Lo psicologo di ricerca Phil Zimbardo, meglio conosciuto per l'esperimento della prigione di Stanford, ha studiato un fenomeno chiamato deumanizzazione, in cui il nemico è raffigurato come non umano ed è demonizzato in modo da non essere risparmiato e più facilmente attaccato. Quando io e lui ci siamo incontrati durante Ride of Your Life, Zimbardo ha descritto la disumanizzazione nel modo seguente:

"La disumanizzazione è il processo centrale di ogni pregiudizio e discriminazione. Prendi un individuo e lo tratti come parte di una categoria (basata su religione, razza, origine, ecc.) E poi tutti gli stereotipi della categoria vengono scaricati su quell'individuo. È un filtro che mi impedisce di conoscere il vero te, mi impedisce di umanizzarti … Nel 1994, il governo hutu in Ruanda passa alla radio e dice: "I tuoi vicini, i tutsi, con cui hai vissuto per decenni, sono niente più che scarafaggi. Immagina che la tua casa sia inondata di scarafaggi: cosa fai? Dovremo ucciderli. Quindi daremo a ogni uomo un machete e ogni donna un club; il tuo compito è sbarazzarsi degli scarafaggi ". E in 100 giorni hanno ucciso 800.000 tutsi. Le armi di distruzione di massa: un machete e un bastone. E una volta iniziata l'uccisione, divenne sempre più crudele. Era uno stupro; erano decapitazioni. "

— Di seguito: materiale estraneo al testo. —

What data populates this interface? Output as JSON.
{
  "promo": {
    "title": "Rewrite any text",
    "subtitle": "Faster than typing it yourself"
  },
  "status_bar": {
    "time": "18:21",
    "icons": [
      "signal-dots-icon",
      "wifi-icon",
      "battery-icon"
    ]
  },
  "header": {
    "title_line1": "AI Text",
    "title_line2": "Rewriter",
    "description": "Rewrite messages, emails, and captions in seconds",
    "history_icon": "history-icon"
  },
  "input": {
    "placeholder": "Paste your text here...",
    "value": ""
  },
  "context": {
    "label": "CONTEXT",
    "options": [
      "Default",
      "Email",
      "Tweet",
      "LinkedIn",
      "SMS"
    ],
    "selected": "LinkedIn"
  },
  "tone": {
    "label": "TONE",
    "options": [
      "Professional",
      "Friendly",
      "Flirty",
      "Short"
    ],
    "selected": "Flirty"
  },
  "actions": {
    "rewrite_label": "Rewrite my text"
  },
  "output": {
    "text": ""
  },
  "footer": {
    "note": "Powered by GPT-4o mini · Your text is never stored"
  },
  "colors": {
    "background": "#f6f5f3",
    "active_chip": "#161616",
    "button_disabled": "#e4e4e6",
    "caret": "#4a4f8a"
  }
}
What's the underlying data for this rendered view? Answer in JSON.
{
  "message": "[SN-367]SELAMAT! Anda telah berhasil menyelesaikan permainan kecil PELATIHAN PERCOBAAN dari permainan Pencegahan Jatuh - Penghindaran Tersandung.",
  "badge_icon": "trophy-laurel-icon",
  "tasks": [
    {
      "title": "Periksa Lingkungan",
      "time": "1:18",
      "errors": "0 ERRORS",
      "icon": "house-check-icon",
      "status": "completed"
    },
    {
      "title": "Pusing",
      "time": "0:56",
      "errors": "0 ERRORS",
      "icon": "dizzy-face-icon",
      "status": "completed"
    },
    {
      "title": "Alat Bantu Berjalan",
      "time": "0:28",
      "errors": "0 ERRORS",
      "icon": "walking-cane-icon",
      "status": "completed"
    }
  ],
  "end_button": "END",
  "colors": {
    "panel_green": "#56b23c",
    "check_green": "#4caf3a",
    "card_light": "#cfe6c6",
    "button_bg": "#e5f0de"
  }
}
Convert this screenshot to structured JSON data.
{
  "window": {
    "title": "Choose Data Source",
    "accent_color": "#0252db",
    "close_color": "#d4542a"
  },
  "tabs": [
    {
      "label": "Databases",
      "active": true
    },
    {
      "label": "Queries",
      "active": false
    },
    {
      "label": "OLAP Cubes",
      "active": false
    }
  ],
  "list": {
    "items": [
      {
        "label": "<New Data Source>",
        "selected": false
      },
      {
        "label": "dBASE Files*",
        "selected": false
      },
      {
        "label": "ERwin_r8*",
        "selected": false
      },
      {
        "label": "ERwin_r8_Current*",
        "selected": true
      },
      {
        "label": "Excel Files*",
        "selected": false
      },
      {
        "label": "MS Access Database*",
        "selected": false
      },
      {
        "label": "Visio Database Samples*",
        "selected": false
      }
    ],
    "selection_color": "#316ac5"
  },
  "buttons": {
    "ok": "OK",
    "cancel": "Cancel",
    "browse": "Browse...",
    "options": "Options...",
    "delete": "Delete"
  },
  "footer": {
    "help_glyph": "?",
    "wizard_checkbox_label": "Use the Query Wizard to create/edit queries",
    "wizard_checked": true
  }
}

Il processo di disumanizzazione è il cuore della mentalità che si traduce nel tipo di violenza che organizzazioni come ISIS esibiscono. L'antidoto ad esso, è il processo opposto, chiamato umanizzazione. Nelle parole di Zimbardo: "Umanizzare qualcuno significa dare loro un'identità. È per vedere che cosa su di te è come me. "

In altre parole, quando riconosciamo le somiglianze tra di noi, adottiamo naturalmente una nuova lente attraverso cui vedere il mondo. Una lente fatta di compassione, empatia e gentilezza dei leoni ben nutriti. Una lente che vede ogni persona prima come una persona, e non come la religione, il paese o l'etnia che rappresenta. Dobbiamo chiaramente affrontare la violenza con fermezza laddove esiste già, ma il compito più strategico della nostra società è quello di raggiungere i luoghi in cui la violenza sta iniziando solo a fermentare e di stroncarlo sul nascere essendo compassionevoli e generosi verso il quelli che iniziano a vederci come non umani. Rispondere alle dichiarazioni verbali di odio o alle espressioni iniziali di disumanizzazione con amore e con generosità per dimostrarlo sbagliato. Se lo facciamo come società, neutralizzeremo il processo che crea i nostri futuri nemici e alla fine diventeremo una società umana globale che può essere fiera di guardarsi allo specchio.

Mi rendo conto che per alcuni questo approccio può sembrare ingenuo, irrealistico o poco pratico. Nella prossima parte di questo post presenterò un modello statistico che possiamo usare per spiegare il processo di umanizzazione, come funziona e come ognuno di noi si adatta a esso.